The treatment of CRMO may involve various therapeutic agents and/or operative procedures [2]. Antibiotics are often used for empiric therapy if a bacterial etiology is suspected. However, once the diagnosis of CRMO is made, antibiotics should be discontinued as they are ineffective [2, 7]. Nonsteroidal anti-inflammatory drugs (NSAIDs) have shown variable benefit in CRMO therapy and are considered the best choice for treatment [2, 5, 10]. Although corticosteroids have been shown to have some effect on the disease course, their side effects render them a less than ideal choice [5]. Other alternatives may include interferon-α [2, 5], interferon-γ [2, 5], bisphosphonates [5], sulfasalazine [5, 10], methotrexate [5], colchicines [2], and gammaglobulin [10]. Widespread use of surgical intervention has not been reported although partial or complete claviculectomy of clavicular lesions has been documented with some success [2, 5].

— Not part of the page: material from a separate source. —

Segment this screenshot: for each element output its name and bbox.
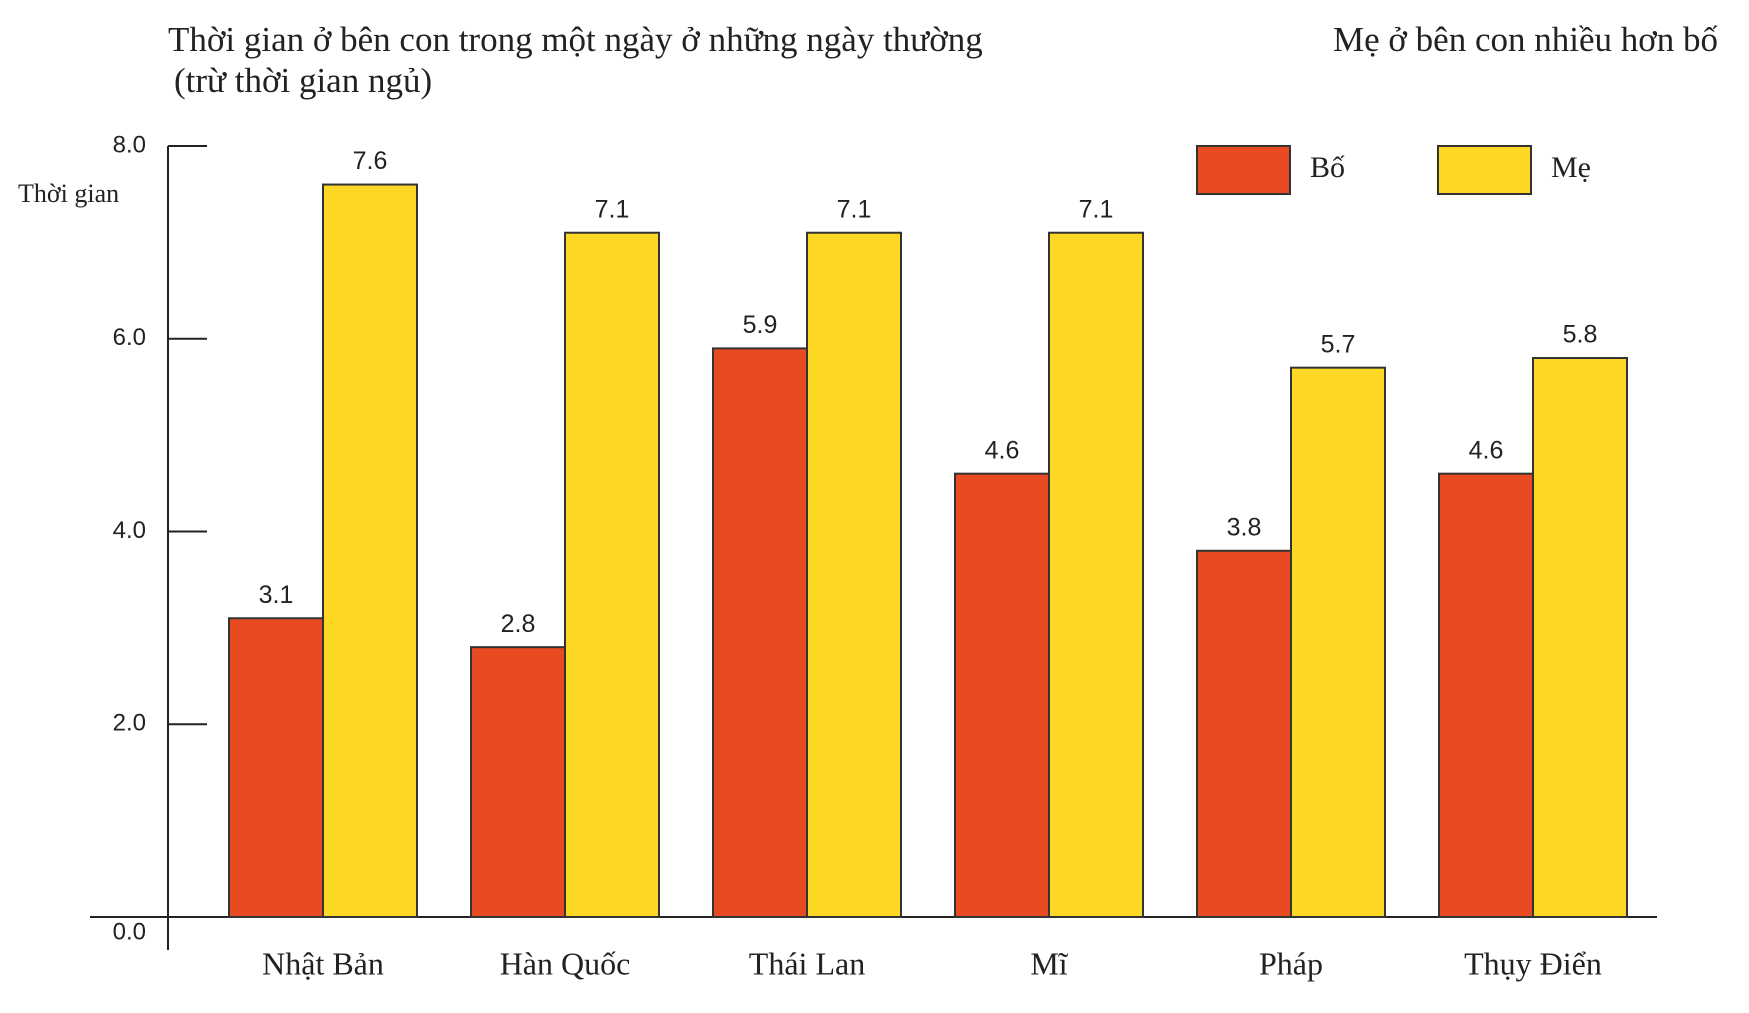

CRMO is thought of as an uncommon disease although the exact incidence remains unknown. Even though it is a benign and self-limited condition, which often responds to NSAID treatment, its radiological appearance can be aggressive, overlapping with bacterial osteomyelitis and neoplasm. Awareness of this condition and correlation with provided clinical history can help the radiologist and clinicians offer this diagnosis, potentially sparing the patient from unnecessary invasive testing and aggressive management [5, 14].